Forced to the camps, exiled journalists’ lives just got harder
If you venture into Eastleigh at night, an area in the capital with a large ethnic Somali population, you are walking into a ghost town. Residents are locking themselves inside their homes while police lorries are parked outside with roaming agents demanding IDs of anyone caught in their vicinity.
“We cannot go out,” one exiled Somali journalist residing in Eastleigh said. “Last night more than four hundred Somali refugees were arrested.” Exiled Somali journalists, among other ethnic communities, are scared. If police catch Somali journalists and deport them to the camps, their security is highly compromised.
It all started on March 25 when Interior Cabinet Secretary Joseph Ole Lenku issued a directive to all urban refugees in Kenya to relocate to two refugee camps, Dadaab and Kakuma.
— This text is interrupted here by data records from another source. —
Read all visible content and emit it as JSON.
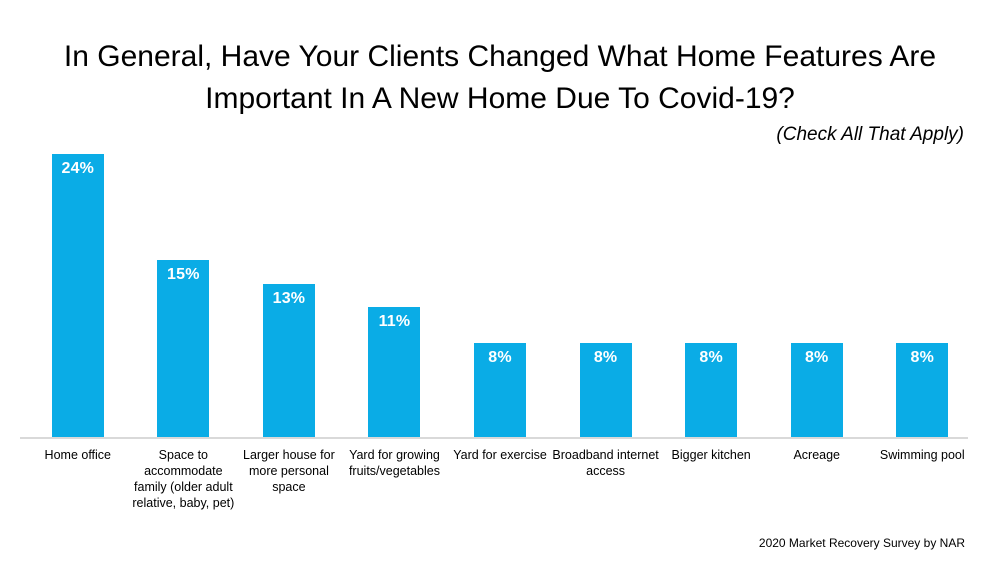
{
  "chart_data": {
    "type": "bar",
    "title": "In General, Have Your Clients Changed What Home Features Are Important In A New Home Due To Covid-19?",
    "subtitle": "(Check All That Apply)",
    "categories": [
      "Home office",
      "Space to accommodate family (older adult relative, baby, pet)",
      "Larger house for more personal space",
      "Yard for growing fruits/vegetables",
      "Yard for exercise",
      "Broadband internet access",
      "Bigger kitchen",
      "Acreage",
      "Swimming pool"
    ],
    "values": [
      24,
      15,
      13,
      11,
      8,
      8,
      8,
      8,
      8
    ],
    "value_labels": [
      "24%",
      "15%",
      "13%",
      "11%",
      "8%",
      "8%",
      "8%",
      "8%",
      "8%"
    ],
    "xlabel": "",
    "ylabel": "",
    "ylim": [
      0,
      24
    ],
    "grid": false,
    "legend_position": "none",
    "bar_color": "#0aace6",
    "value_label_color": "#ffffff",
    "axis_line_color": "#d9d9d9",
    "source": "2020 Market Recovery Survey by NAR"
  }
}
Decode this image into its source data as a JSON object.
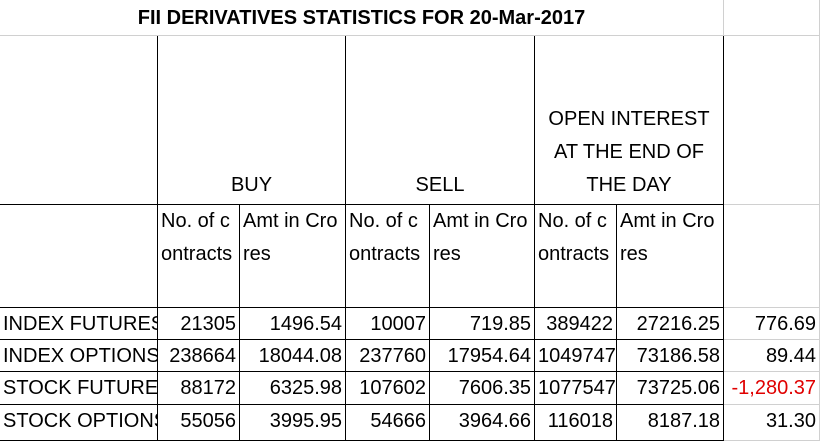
{
  "title": "FII DERIVATIVES STATISTICS FOR 20-Mar-2017",
  "table": {
    "groups": [
      "BUY",
      "SELL",
      "OPEN INTEREST AT THE END OF THE DAY"
    ],
    "subheaders": [
      "No. of contracts",
      "Amt in Crores",
      "No. of contracts",
      "Amt in Crores",
      "No. of contracts",
      "Amt in Crores"
    ],
    "rows": [
      [
        "INDEX FUTURES",
        "21305",
        "1496.54",
        "10007",
        "719.85",
        "389422",
        "27216.25",
        "776.69"
      ],
      [
        "INDEX OPTIONS",
        "238664",
        "18044.08",
        "237760",
        "17954.64",
        "1049747",
        "73186.58",
        "89.44"
      ],
      [
        "STOCK FUTURES",
        "88172",
        "6325.98",
        "107602",
        "7606.35",
        "1077547",
        "73725.06",
        "-1,280.37"
      ],
      [
        "STOCK OPTIONS",
        "55056",
        "3995.95",
        "54666",
        "3964.66",
        "116018",
        "8187.18",
        "31.30"
      ]
    ]
  }
}
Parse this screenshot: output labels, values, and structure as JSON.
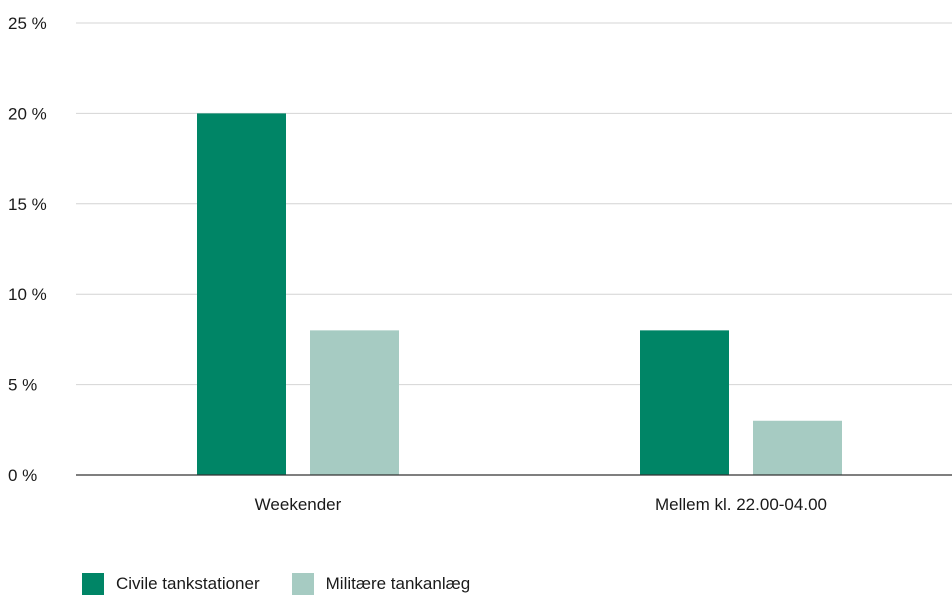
{
  "chart_data": {
    "type": "bar",
    "categories": [
      "Weekender",
      "Mellem kl. 22.00-04.00"
    ],
    "series": [
      {
        "name": "Civile tankstationer",
        "values": [
          20,
          8
        ],
        "color": "#008566"
      },
      {
        "name": "Militære tankanlæg",
        "values": [
          8,
          3
        ],
        "color": "#a6cbc2"
      }
    ],
    "yticks": [
      0,
      5,
      10,
      15,
      20,
      25
    ],
    "ytick_labels": [
      "0 %",
      "5 %",
      "10 %",
      "15 %",
      "20 %",
      "25 %"
    ],
    "ylim": [
      0,
      25
    ],
    "grid": true,
    "legend_position": "bottom-left",
    "title": "",
    "xlabel": "",
    "ylabel": ""
  }
}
The press release was issued just days after suspected Somali militants attacked a church near the coastal city Mombasa that claimed six lives. “Any refugee found flouting this directive will be dealt with in accordance with the law,” the press release stated, and asked Kenyans to report any cases of refugees outside the crowded camps to notify the police.
Most exiled Somali journalists in Nairobi fear the camps. The Dadaab refugee camp is rife with Al-Shabaab militants, local journalists and residents of Dadaab said; the very same militants Somali journalists fled their home country from in the first place. “No journalist can live there [Dadaab Camp] so many are choosing to return home and die in Somalia,” said Ahmed*, an exiled Somali journalist working as a news editor in Eastleigh. Over the past five years, at least 22 journalists have been killed in Somalia’s capital Mogadishu alone, according to research by the Committee to Protect Journalists. “These days Dadaab Camp is more dangerous than Mogadishu,” Ahmed said.
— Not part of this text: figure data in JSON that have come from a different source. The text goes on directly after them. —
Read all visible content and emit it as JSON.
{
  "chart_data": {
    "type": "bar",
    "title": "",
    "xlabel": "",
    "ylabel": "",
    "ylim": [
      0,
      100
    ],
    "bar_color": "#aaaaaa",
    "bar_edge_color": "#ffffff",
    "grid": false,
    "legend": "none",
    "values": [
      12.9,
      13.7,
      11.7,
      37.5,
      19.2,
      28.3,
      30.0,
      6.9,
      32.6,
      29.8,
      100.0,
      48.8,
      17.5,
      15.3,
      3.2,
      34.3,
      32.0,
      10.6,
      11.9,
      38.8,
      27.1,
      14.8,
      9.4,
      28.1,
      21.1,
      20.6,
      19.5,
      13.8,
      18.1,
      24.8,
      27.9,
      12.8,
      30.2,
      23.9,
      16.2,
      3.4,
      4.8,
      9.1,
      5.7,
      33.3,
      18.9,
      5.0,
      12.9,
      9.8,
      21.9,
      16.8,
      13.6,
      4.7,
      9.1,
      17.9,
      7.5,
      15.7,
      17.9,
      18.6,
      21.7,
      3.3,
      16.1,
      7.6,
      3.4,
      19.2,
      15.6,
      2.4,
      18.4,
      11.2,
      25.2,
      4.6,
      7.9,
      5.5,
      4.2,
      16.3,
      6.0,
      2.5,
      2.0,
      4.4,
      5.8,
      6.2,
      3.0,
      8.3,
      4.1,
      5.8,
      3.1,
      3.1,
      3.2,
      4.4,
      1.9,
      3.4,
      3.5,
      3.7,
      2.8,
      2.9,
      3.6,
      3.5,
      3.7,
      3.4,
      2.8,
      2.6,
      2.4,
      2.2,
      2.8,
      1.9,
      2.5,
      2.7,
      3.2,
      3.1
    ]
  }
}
Another exiled Somali journalist, Mohamed, who recently fled Dadaab Camp, concurs. Mohamed, who has worked for several international media outlets covering the camp, started getting threats from suspected Al-Shabaab agents while living in Dadaab. “It became too dangerous for me to remain there,” Mohamed told me, “so I eventually fled to Nairobi. Now it looks like I’ll be forced to return to the same life threats I just escaped from.”
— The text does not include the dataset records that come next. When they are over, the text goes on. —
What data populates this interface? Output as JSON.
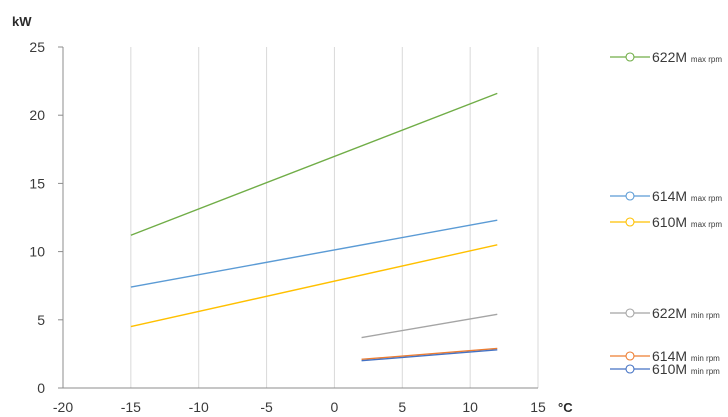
{
  "chart_data": {
    "type": "line",
    "title": "",
    "ylabel": "kW",
    "xlabel": "°C",
    "xlim": [
      -20,
      15
    ],
    "ylim": [
      0,
      25
    ],
    "x_ticks": [
      -20,
      -15,
      -10,
      -5,
      0,
      5,
      10,
      15
    ],
    "y_ticks": [
      0,
      5,
      10,
      15,
      20,
      25
    ],
    "grid": "vertical",
    "legend_position": "right",
    "series": [
      {
        "name": "622M",
        "suffix": "max rpm",
        "color": "#70ad47",
        "x": [
          -15,
          12
        ],
        "y": [
          11.2,
          21.6
        ]
      },
      {
        "name": "614M",
        "suffix": "max rpm",
        "color": "#5b9bd5",
        "x": [
          -15,
          12
        ],
        "y": [
          7.4,
          12.3
        ]
      },
      {
        "name": "610M",
        "suffix": "max rpm",
        "color": "#ffc000",
        "x": [
          -15,
          12
        ],
        "y": [
          4.5,
          10.5
        ]
      },
      {
        "name": "622M",
        "suffix": "min rpm",
        "color": "#a5a5a5",
        "x": [
          2,
          12
        ],
        "y": [
          3.7,
          5.4
        ]
      },
      {
        "name": "614M",
        "suffix": "min rpm",
        "color": "#ed7d31",
        "x": [
          2,
          12
        ],
        "y": [
          2.1,
          2.9
        ]
      },
      {
        "name": "610M",
        "suffix": "min rpm",
        "color": "#4472c4",
        "x": [
          2,
          12
        ],
        "y": [
          2.0,
          2.8
        ]
      }
    ]
  }
}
There’s another problem exiled Somali journalists will face in Dadaab: no room. Originally designed for 90,000 Somali refugees, the camp now has half a million, making it the largest refugee camp in the world, according to reports.
Further, Lenku’s announcement may be illegal. Like awful déjà vu, the Kenyan government similarly ordered all urban refugees repatriated into the camps in December 2012 but a high court case challenged the constitutionality of the directive and blocked it. It is still unclear whether the new directive can be challenged under the same court hearing or a new legal challenge will be required.
But the Kenyan police, considered the most corrupt public institution in the country, have a tendency of ignoring laws. According to the UN refugee agency UNHCR, Lenku had issued the press statement on Tuesday, March 25, but is yet to deliver the official order to the relevant government departments. The UN agency is waiting for more details and clarification before reacting to the directive. Despite lacking the official go-ahead, police came to Eastleigh Tuesday night and arrested residents, local journalists said. It was a routine police practice all exiled Somali journalists are familiar with: police arrested residents demanding their IDs and then demanded bribes for their release.
Exiled Somali journalists are not the only ones scared of this week’s developments. Exiled Ethiopian journalists are also terrified the forced relocation will endanger their lives. The camps, one exiled Ethiopian journalist said, are not safe due to heavy surveillance by Ethiopian intelligence and security officials. Another exiled Ethiopian scribe, Dawit, doubts the efficacy of Kenya’s strategy to counter terrorism by suspected refugees. “This directive is labelling all refugees as criminals or terrorists, ” Dawit said. And yet most refugees in Kenya are staunchly law-abiding citizens, fearing any recourse with the law will induce them to returning to the countries they fled from. “The Kenyan government should not put fuel on the problems they already have,” Dawit said. “Instead they should work on routing out corruption within their own security department officials and systems to protect citizens in Kenya, refugees included.”